Many clients who come to my offices are suffering from feelings of being hurt by another and are hoping very much that the other person will apologize to them. Somehow when the other person just says, “I am sorry.”, they do not feel better. They want more than a simple statement and here is why:
A truly effective apology includes the following components:
a. It directly addresses the hurt and pain of the hurt one. It doesn’t require excuses or reasons at first. When children scrape their knee we do not ask them how it happened right while they are in extreme pain. We offer them solace first.
b. It gives reassurances as to future actions with regard to the issues which led to the hurt. A statement like, “I can see that that hurt you. I promise to curtail that sort of activity in your presence in the future.”
c. The apologizer does not have to diminish himself or herself for the apology to be authentic. One of the major reasons why people avoid apologizing is because they feel that they have to “put themselves down” in order to make an apology. Not true. “I can see that you have been hurt in this situation.”, is much more effective than,” What a jerk I was to do that to you.” Usually the hurt is unintentional and so the hurt one will feel that the apology is phony if the apologizer is blaming himself or herself.
d. Awareness that the architecture of the apology is very important. The timing, the place, the presence or absence of others, the mood of the hurt one and also the mood of the apologizer, etc. are just as important as the words that are used.

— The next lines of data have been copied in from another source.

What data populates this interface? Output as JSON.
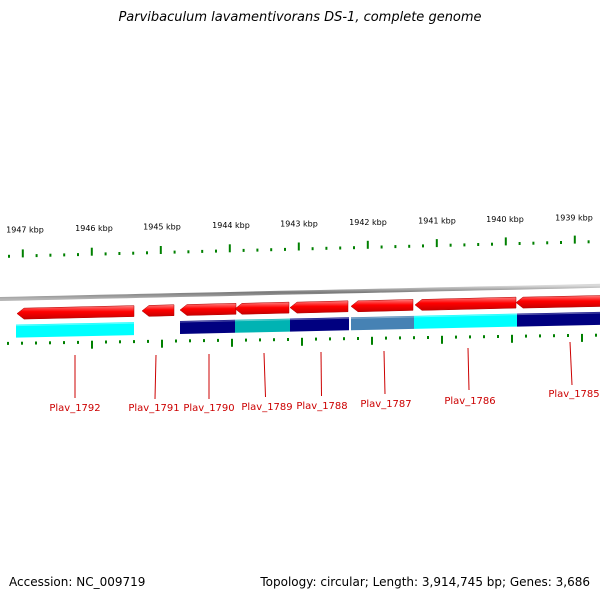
{
  "title": "Parvibaculum lavamentivorans DS-1, complete genome",
  "footer": {
    "accession_label": "Accession: NC_009719",
    "topology_label": "Topology: circular; Length: 3,914,745 bp; Genes: 3,686"
  },
  "scale_labels": [
    "1947 kbp",
    "1946 kbp",
    "1945 kbp",
    "1944 kbp",
    "1943 kbp",
    "1942 kbp",
    "1941 kbp",
    "1940 kbp",
    "1939 kbp"
  ],
  "genes": [
    {
      "name": "Plav_1792",
      "strand": "forward-left",
      "lower_color": "#00ffff"
    },
    {
      "name": "Plav_1791",
      "strand": "forward-left",
      "lower_color": null
    },
    {
      "name": "Plav_1790",
      "strand": "forward-left",
      "lower_color": "#000080"
    },
    {
      "name": "Plav_1789",
      "strand": "forward-left",
      "lower_color": "#00b3b3"
    },
    {
      "name": "Plav_1788",
      "strand": "forward-left",
      "lower_color": "#000080"
    },
    {
      "name": "Plav_1787",
      "strand": "forward-left",
      "lower_color": "#4682b4"
    },
    {
      "name": "Plav_1786",
      "strand": "forward-left",
      "lower_color": "#00ffff"
    },
    {
      "name": "Plav_1785",
      "strand": "forward-left",
      "lower_color": "#000080"
    }
  ],
  "colors": {
    "gene_arrow": "#ff0000",
    "tick": "#008000",
    "label": "#cc0000",
    "backbone": "#808080"
  }
}
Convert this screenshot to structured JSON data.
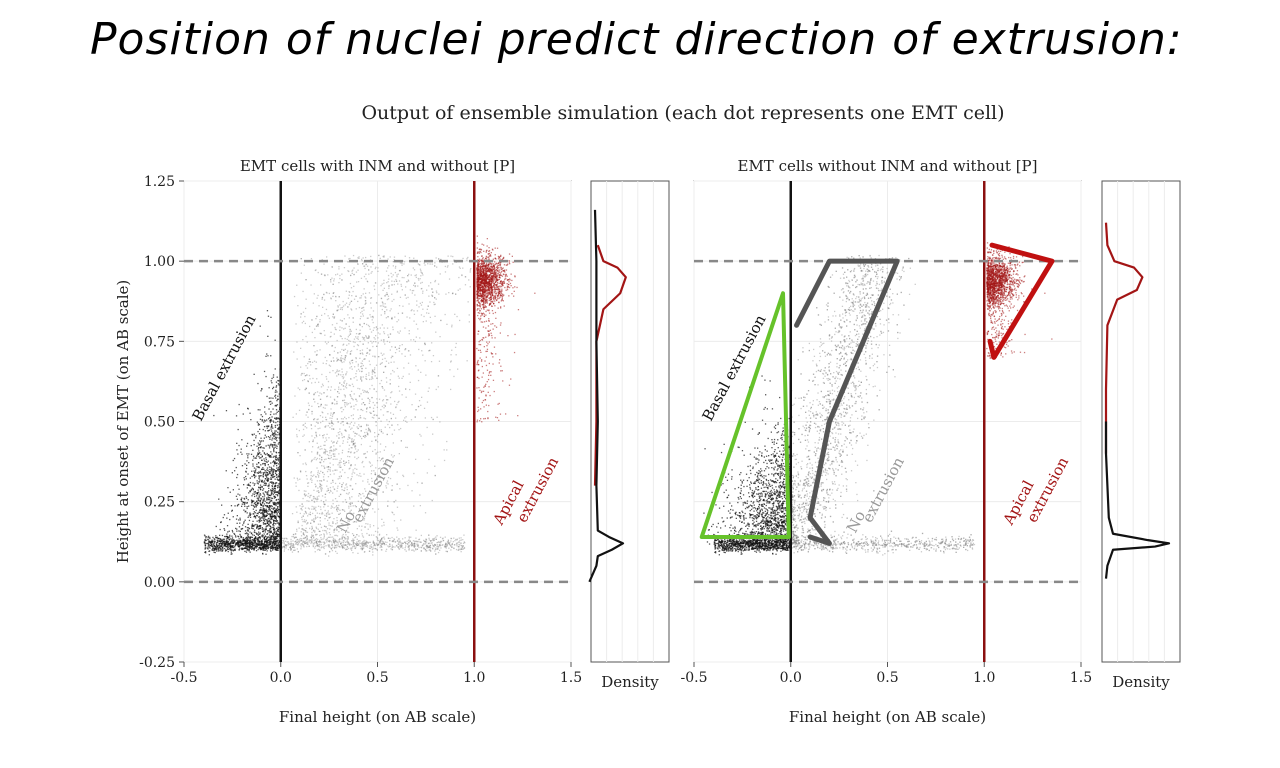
{
  "heading": "Position of nuclei predict direction of extrusion:",
  "subtitle": "Output of ensemble simulation (each dot represents one EMT cell)",
  "y_axis_label": "Height at onset of EMT (on AB scale)",
  "density_label": "Density",
  "region_labels": {
    "basal": "Basal extrusion",
    "no_1": "No",
    "no_2": "extrusion",
    "apical_1": "Apical",
    "apical_2": "extrusion"
  },
  "colors": {
    "basal": "#111111",
    "none": "#9a9a9a",
    "apical": "#a31515",
    "green_outline": "#66c22a",
    "grey_outline": "#555555",
    "red_outline": "#c01010",
    "dashed": "#888888"
  },
  "chart_data": [
    {
      "type": "scatter",
      "title": "EMT cells with INM and without [P]",
      "xlabel": "Final height (on AB scale)",
      "ylabel": "Height at onset of EMT (on AB scale)",
      "xlim": [
        -0.5,
        1.5
      ],
      "ylim": [
        -0.25,
        1.25
      ],
      "x_ticks": [
        "-0.5",
        "0.0",
        "0.5",
        "1.0",
        "1.5"
      ],
      "y_ticks": [
        "-0.25",
        "0.00",
        "0.25",
        "0.50",
        "0.75",
        "1.00",
        "1.25"
      ],
      "vertical_lines": [
        {
          "x": 0.0,
          "color": "black"
        },
        {
          "x": 1.0,
          "color": "darkred"
        }
      ],
      "dashed_lines_y": [
        0.0,
        1.0
      ],
      "series": [
        {
          "name": "Basal extrusion",
          "x_range": [
            -0.4,
            0.0
          ],
          "y_range": [
            0.1,
            0.85
          ]
        },
        {
          "name": "No extrusion",
          "x_range": [
            0.0,
            1.0
          ],
          "y_range": [
            0.1,
            1.0
          ]
        },
        {
          "name": "Apical extrusion",
          "x_range": [
            1.0,
            1.25
          ],
          "y_range": [
            0.5,
            1.05
          ]
        }
      ],
      "density": {
        "basal_curve": [
          [
            -0.04,
            0.0
          ],
          [
            0.01,
            0.05
          ],
          [
            0.02,
            0.08
          ],
          [
            0.12,
            0.1
          ],
          [
            0.2,
            0.12
          ],
          [
            0.1,
            0.14
          ],
          [
            0.02,
            0.16
          ],
          [
            0.01,
            0.3
          ],
          [
            0.02,
            0.5
          ],
          [
            0.01,
            0.75
          ],
          [
            0.01,
            1.0
          ],
          [
            0.0,
            1.16
          ]
        ],
        "apical_curve": [
          [
            0.0,
            0.3
          ],
          [
            0.01,
            0.5
          ],
          [
            0.01,
            0.75
          ],
          [
            0.06,
            0.85
          ],
          [
            0.18,
            0.9
          ],
          [
            0.22,
            0.95
          ],
          [
            0.16,
            0.98
          ],
          [
            0.06,
            1.0
          ],
          [
            0.02,
            1.05
          ]
        ]
      }
    },
    {
      "type": "scatter",
      "title": "EMT cells without INM and without [P]",
      "xlabel": "Final height (on AB scale)",
      "ylabel": "",
      "xlim": [
        -0.5,
        1.5
      ],
      "ylim": [
        -0.25,
        1.25
      ],
      "x_ticks": [
        "-0.5",
        "0.0",
        "0.5",
        "1.0",
        "1.5"
      ],
      "vertical_lines": [
        {
          "x": 0.0,
          "color": "black"
        },
        {
          "x": 1.0,
          "color": "darkred"
        }
      ],
      "dashed_lines_y": [
        0.0,
        1.0
      ],
      "series": [
        {
          "name": "Basal extrusion",
          "x_range": [
            -0.45,
            0.0
          ],
          "y_range": [
            0.1,
            0.7
          ]
        },
        {
          "name": "No extrusion",
          "x_range": [
            0.0,
            0.6
          ],
          "y_range": [
            0.1,
            1.0
          ]
        },
        {
          "name": "Apical extrusion",
          "x_range": [
            1.0,
            1.3
          ],
          "y_range": [
            0.7,
            1.05
          ]
        }
      ],
      "density": {
        "basal_curve": [
          [
            0.0,
            0.01
          ],
          [
            0.01,
            0.05
          ],
          [
            0.05,
            0.1
          ],
          [
            0.35,
            0.11
          ],
          [
            0.45,
            0.12
          ],
          [
            0.3,
            0.13
          ],
          [
            0.05,
            0.15
          ],
          [
            0.02,
            0.2
          ],
          [
            0.01,
            0.3
          ],
          [
            0.0,
            0.4
          ],
          [
            0.0,
            0.5
          ]
        ],
        "apical_curve": [
          [
            0.0,
            0.4
          ],
          [
            0.0,
            0.6
          ],
          [
            0.01,
            0.8
          ],
          [
            0.08,
            0.88
          ],
          [
            0.22,
            0.91
          ],
          [
            0.26,
            0.95
          ],
          [
            0.2,
            0.98
          ],
          [
            0.06,
            1.0
          ],
          [
            0.01,
            1.05
          ],
          [
            0.0,
            1.12
          ]
        ]
      }
    }
  ]
}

e. Re – membering that for – giveness is always about oneself and not about another. Literally, to be FOR (the act of) GIVING OF SELF!!
f. Being aware of “pre-mature for – giveness”. There is a time when for – giveness is ready to happen. Reaching out to another can re – energize old wounds if the out – reach is pre-mature.
Good luck in your healing process. May your wounds heal well and may you successfully aid in the healing of the hurt being carried by your friends and family.
Re – member….. Love is letting go of fear.